Nigeria, Africa’s populous country, is planning to grow its local dairy industry rather than depend on imports from other African and overseas nation.
The country, which is the largest oil producer in Africa, has been working on diversifying its source of revenue from crude, whose price has more than halved over the last one year. Agriculture is one of the sector the Nigerian government is looking to prop-up after year of underinvestment.
Like many other African countries, the West African nation does not produce enough dairy products to meet demand from its 170 million people.
Demand for milk has surged on the continent over the recent years as more people leaving farming in rural areas and head to urban areas in search for better jobs and income levels rise in line with improving economic activity.
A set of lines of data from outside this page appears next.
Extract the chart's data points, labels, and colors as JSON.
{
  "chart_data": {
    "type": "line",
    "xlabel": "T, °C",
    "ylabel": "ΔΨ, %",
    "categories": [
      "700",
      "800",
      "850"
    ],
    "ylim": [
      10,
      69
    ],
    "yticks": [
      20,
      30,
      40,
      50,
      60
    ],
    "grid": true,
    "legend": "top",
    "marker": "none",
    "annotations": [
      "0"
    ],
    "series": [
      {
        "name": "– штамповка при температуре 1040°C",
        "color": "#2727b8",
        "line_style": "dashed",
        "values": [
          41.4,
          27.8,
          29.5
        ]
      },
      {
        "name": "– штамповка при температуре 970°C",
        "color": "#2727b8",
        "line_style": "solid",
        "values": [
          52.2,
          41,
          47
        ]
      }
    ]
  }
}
Nigeria has the “Dutch disease” and this was laid bare by the recent fall in oil prices globally, a commodity that contributes over 70 percent of the country’s annual budget, leaving other sector of the economy struggling, Aljazeera reported.
“We have the capacity to feed not only Nigeria but the entire West Africa. What is lacking is harnessing the milk at the right quality and quantity and delivered it to the processing plant at the right time,” Mohammed Abubakar, CEO L&Z diary firm, told Reuters.
Abukara’s diary company also produces yogurt but has to compete for shelve space in local supermarkets with imported products from other countries including Italy, China, Kenya, European and Asian countries.
“We don’t have any reason to allow importation of yogurt in this country. It is sad and criminal for us to allow this to allow this to happen,” he said.
Despite having more than 10 percent of the world’s cattle population, Africa contributes less than 3 percent to global milk production but spends more than $500 million every year on milk imports from Europe and North America, while thousands of its cattle farmers remain poor.